Reason’s Steven Greenhut reports that a California Senate committee killed a bill, by a party-line 6-2 vote, that would have eliminated licensing requirements for a range of activities, including fitting and selling hearing aids, barbering, and performing custom upholstery services.
While licensing requirements are supposedly designed to promote public safety and health, these rules are rarely relevant to the job at hand. Additionally, such restrictions are usually supported by parties that benefit from barriers preventing newcomers into their respective lines of work.
What’s worse, such requirement require poor Californians to jump through unnecessary hoops in order to work, which leads to fewer of them being employed.
California has the nation’s highest poverty rates, according to a new U.S. Census Bureau standard that includes cost-of-living factors. A good starting place to address that problem is to chip away at unnecessary barriers to work. Trade groups, however, recognize that the best way to inflate their members’ pay is to raise the cost of entry for others—and the more fields regulated this way, the more it keeps poor people in the welfare lines.
“One out of every five Californians must receive permission from the government to work,” explained a 2016 report from the state’s official watchdog agency, the Little Hoover Commission. “What once was a tool for consumer protection, particularly in the healing arts professions, is now a vehicle to promote a multitude of other goals. These include professionalism of occupations, standardization of services, a guarantee of quality and a means of limiting competition among practitioners, among others.”
Consider the freedom issue there too.
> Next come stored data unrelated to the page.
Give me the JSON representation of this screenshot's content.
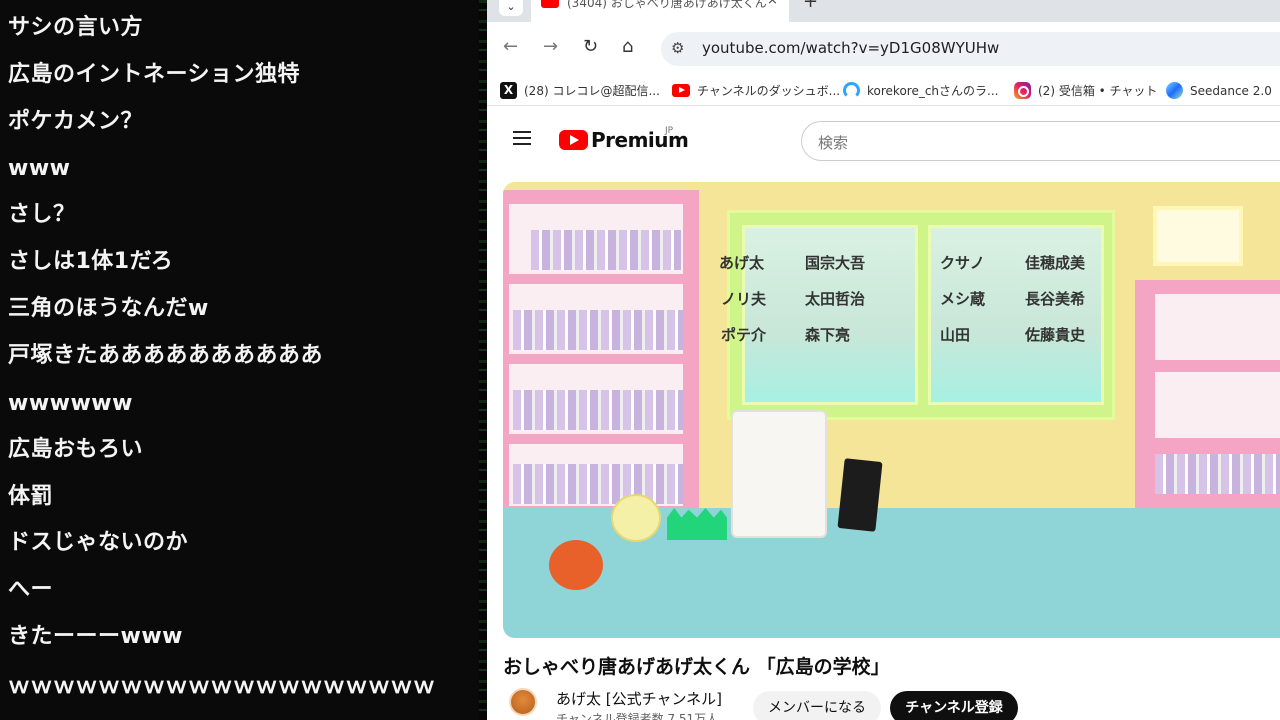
{
  "comments": [
    "サシの言い方",
    "広島のイントネーション独特",
    "ポケカメン？",
    "www",
    "さし？",
    "さしは1体1だろ",
    "三角のほうなんだw",
    "戸塚きたああああああああああ",
    "wwwwww",
    "広島おもろい",
    "体罰",
    "ドスじゃないのか",
    "へー",
    "きたーーーwww",
    "ｗｗｗｗｗｗｗｗｗｗｗｗｗｗｗｗｗｗｗ"
  ],
  "browser": {
    "tab_title": "(3404) おしゃべり唐あげあげ太くん",
    "tab_close": "×",
    "new_tab": "+",
    "url": "youtube.com/watch?v=yD1G08WYUHw",
    "bookmarks": [
      {
        "label": "(28) コレコレ@超配信...",
        "icon": "x-icon"
      },
      {
        "label": "チャンネルのダッシュボ...",
        "icon": "youtube-icon"
      },
      {
        "label": "korekore_chさんのラ...",
        "icon": "korekore-icon"
      },
      {
        "label": "(2) 受信箱 • チャット",
        "icon": "instagram-icon"
      },
      {
        "label": "Seedance 2.0",
        "icon": "seedance-icon"
      }
    ]
  },
  "youtube": {
    "brand": "Premium",
    "region": "JP",
    "search_placeholder": "検索",
    "video_credits_left": [
      "あげ太",
      "国宗大吾",
      "ノリ夫",
      "太田哲治",
      "ポテ介",
      "森下亮"
    ],
    "video_credits_right": [
      "クサノ",
      "佳穂成美",
      "メシ蔵",
      "長谷美希",
      "山田",
      "佐藤貴史"
    ],
    "video_title": "おしゃべり唐あげあげ太くん 「広島の学校」",
    "channel_name": "あげ太 [公式チャンネル]",
    "channel_subs": "チャンネル登録者数 7.51万人",
    "member_button": "メンバーになる",
    "subscribe_button": "チャンネル登録"
  }
}
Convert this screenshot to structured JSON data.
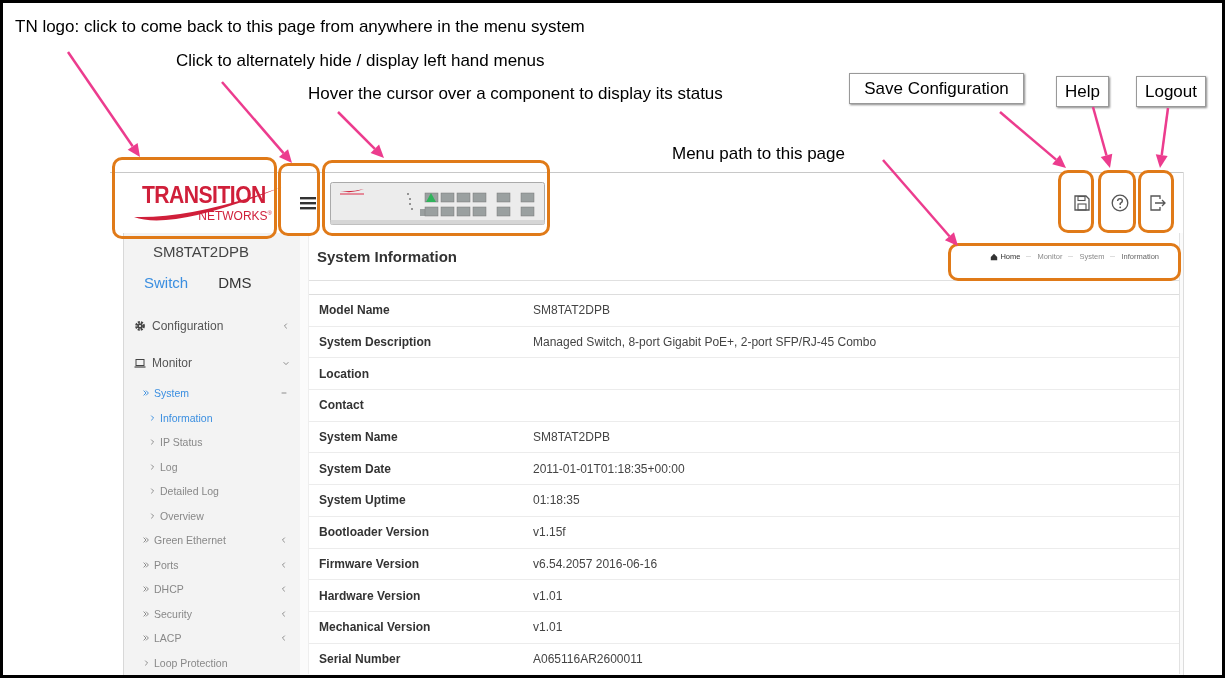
{
  "annotations": {
    "callouts": [
      {
        "text": "TN logo: click to come back to this page from anywhere in the menu system"
      },
      {
        "text": "Click to alternately hide / display left hand menus"
      },
      {
        "text": "Hover the cursor over a component to display its status"
      },
      {
        "text": "Menu path to this page"
      }
    ],
    "buttons": [
      "Save Configuration",
      "Help",
      "Logout"
    ]
  },
  "header": {
    "logo": {
      "brand": "TRANSITION",
      "sub": "NETWORKS",
      "mark": "®"
    }
  },
  "sidebar": {
    "device": "SM8TAT2DPB",
    "tabs": [
      {
        "label": "Switch",
        "selected": true
      },
      {
        "label": "DMS",
        "selected": false
      }
    ],
    "menu": [
      {
        "label": "Configuration",
        "expanded": false,
        "selected": false
      },
      {
        "label": "Monitor",
        "expanded": true,
        "selected": false,
        "children": [
          {
            "label": "System",
            "expanded": true,
            "selected": true,
            "children": [
              {
                "label": "Information",
                "selected": true
              },
              {
                "label": "IP Status",
                "selected": false
              },
              {
                "label": "Log",
                "selected": false
              },
              {
                "label": "Detailed Log",
                "selected": false
              },
              {
                "label": "Overview",
                "selected": false
              }
            ]
          },
          {
            "label": "Green Ethernet",
            "expanded": false,
            "selected": false
          },
          {
            "label": "Ports",
            "expanded": false,
            "selected": false
          },
          {
            "label": "DHCP",
            "expanded": false,
            "selected": false
          },
          {
            "label": "Security",
            "expanded": false,
            "selected": false
          },
          {
            "label": "LACP",
            "expanded": false,
            "selected": false
          },
          {
            "label": "Loop Protection",
            "selected": false
          }
        ]
      }
    ]
  },
  "main": {
    "title": "System Information",
    "breadcrumb": [
      "Home",
      "Monitor",
      "System",
      "Information"
    ],
    "rows": [
      {
        "label": "Model Name",
        "value": "SM8TAT2DPB"
      },
      {
        "label": "System Description",
        "value": "Managed Switch, 8-port Gigabit PoE+, 2-port SFP/RJ-45 Combo"
      },
      {
        "label": "Location"
      },
      {
        "label": "Contact"
      },
      {
        "label": "System Name",
        "value": "SM8TAT2DPB"
      },
      {
        "label": "System Date",
        "value": "2011-01-01T01:18:35+00:00"
      },
      {
        "label": "System Uptime",
        "value": "01:18:35"
      },
      {
        "label": "Bootloader Version",
        "value": "v1.15f"
      },
      {
        "label": "Firmware Version",
        "value": "v6.54.2057 2016-06-16"
      },
      {
        "label": "Hardware Version",
        "value": "v1.01"
      },
      {
        "label": "Mechanical Version",
        "value": "v1.01"
      },
      {
        "label": "Serial Number",
        "value": "A065116AR2600011"
      }
    ]
  }
}
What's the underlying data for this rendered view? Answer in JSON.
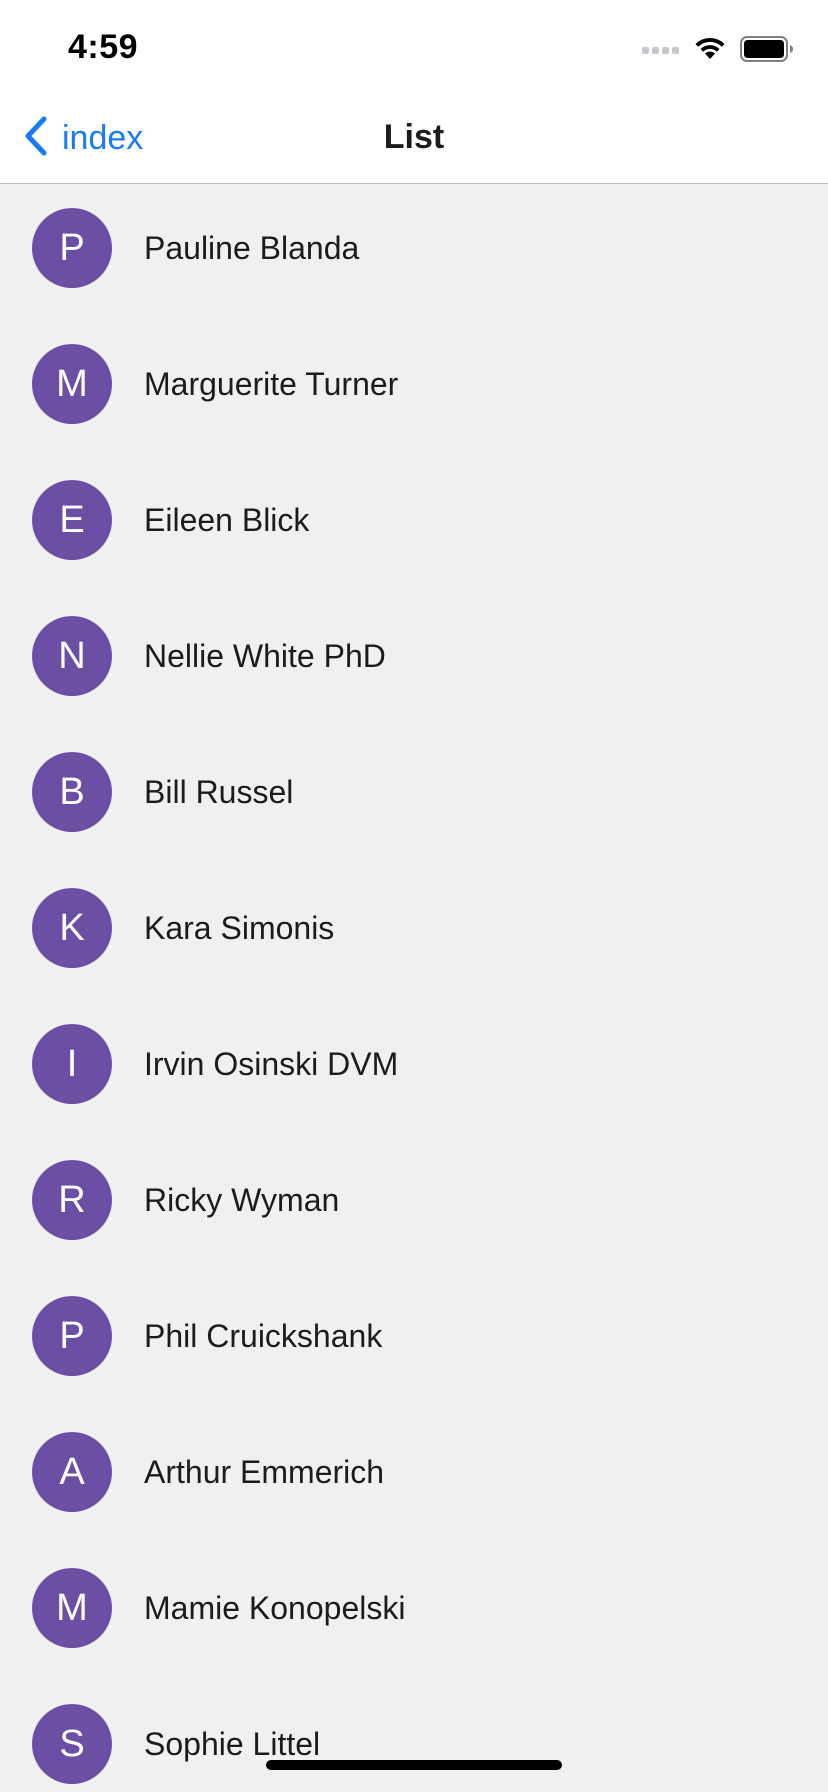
{
  "status_bar": {
    "time": "4:59",
    "icons": [
      "cellular-signal-icon",
      "wifi-icon",
      "battery-icon"
    ]
  },
  "nav": {
    "back_label": "index",
    "title": "List"
  },
  "colors": {
    "accent": "#1a7cf5",
    "avatar_bg": "#6a4fa5",
    "background": "#f0f0f1"
  },
  "list": {
    "items": [
      {
        "initial": "P",
        "name": "Pauline Blanda"
      },
      {
        "initial": "M",
        "name": "Marguerite Turner"
      },
      {
        "initial": "E",
        "name": "Eileen Blick"
      },
      {
        "initial": "N",
        "name": "Nellie White PhD"
      },
      {
        "initial": "B",
        "name": "Bill Russel"
      },
      {
        "initial": "K",
        "name": "Kara Simonis"
      },
      {
        "initial": "I",
        "name": "Irvin Osinski DVM"
      },
      {
        "initial": "R",
        "name": "Ricky Wyman"
      },
      {
        "initial": "P",
        "name": "Phil Cruickshank"
      },
      {
        "initial": "A",
        "name": "Arthur Emmerich"
      },
      {
        "initial": "M",
        "name": "Mamie Konopelski"
      },
      {
        "initial": "S",
        "name": "Sophie Littel"
      }
    ]
  }
}
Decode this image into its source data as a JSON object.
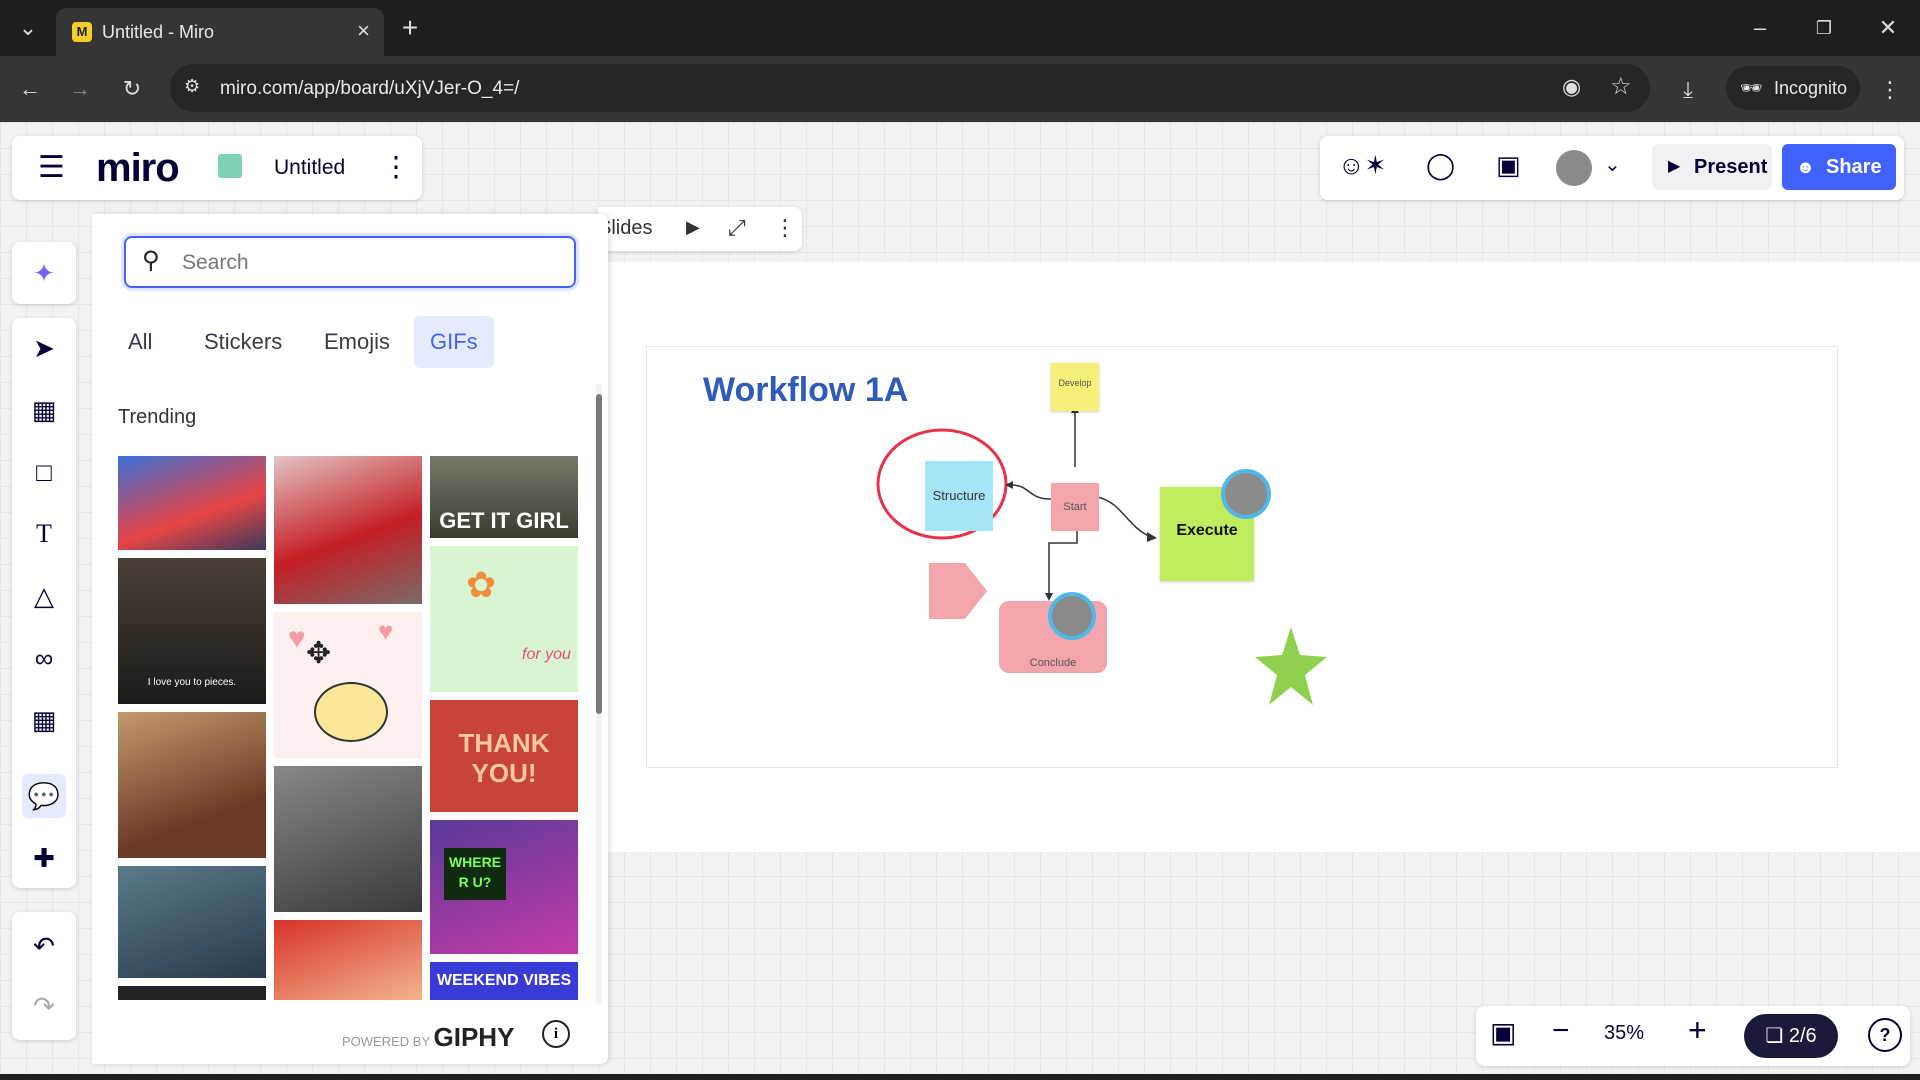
{
  "browser": {
    "tab_title": "Untitled - Miro",
    "url": "miro.com/app/board/uXjVJer-O_4=/",
    "incognito_label": "Incognito"
  },
  "header": {
    "logo": "miro",
    "board_title": "Untitled",
    "present_label": "Present",
    "share_label": "Share"
  },
  "panel": {
    "search_placeholder": "Search",
    "tabs": [
      {
        "label": "All",
        "active": false
      },
      {
        "label": "Stickers",
        "active": false
      },
      {
        "label": "Emojis",
        "active": false
      },
      {
        "label": "GIFs",
        "active": true
      }
    ],
    "section_title": "Trending",
    "gif_texts": {
      "get_it_girl": "GET IT GIRL",
      "love_pieces": "I love you to pieces.",
      "for_you": "for you",
      "thank_you": "THANK YOU!",
      "where_r_u": "WHERE R U?",
      "weekend_vibes": "WEEKEND VIBES"
    },
    "powered_by": "POWERED BY",
    "giphy": "GIPHY"
  },
  "slides_bar": {
    "label": "Slides"
  },
  "board": {
    "title": "Workflow 1A",
    "nodes": {
      "develop": "Develop",
      "structure": "Structure",
      "start": "Start",
      "execute": "Execute",
      "conclude": "Conclude"
    },
    "colors": {
      "title": "#2d5bb9",
      "develop": "#f6ef7a",
      "structure": "#a6e4f8",
      "start": "#f4a5ac",
      "execute": "#c1ec5e",
      "conclude": "#f4a5ac",
      "star": "#8fd14f",
      "circle": "#e8314a"
    }
  },
  "zoom": {
    "level": "35%",
    "pages": "2/6"
  }
}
We need to ask the government for permission to work?
The Little Hoover study found that the laws succeeded mainly in keeping “Californians from working, particularly harder-to-employ groups such as former offenders and those trained or educated outside of California, including veterans, military spouses and foreign-trained workers.” The problem is particularly acute for ex-offenders who often are barred from entering a variety of fairly low-skill professions by licensing rules that forbid them from entering the market.
However, when the Hearing Healthcare Providers of America and the California Nurses Association tell state Democrats to jump, don’t expect them to think about the little guy before they ask “How high?”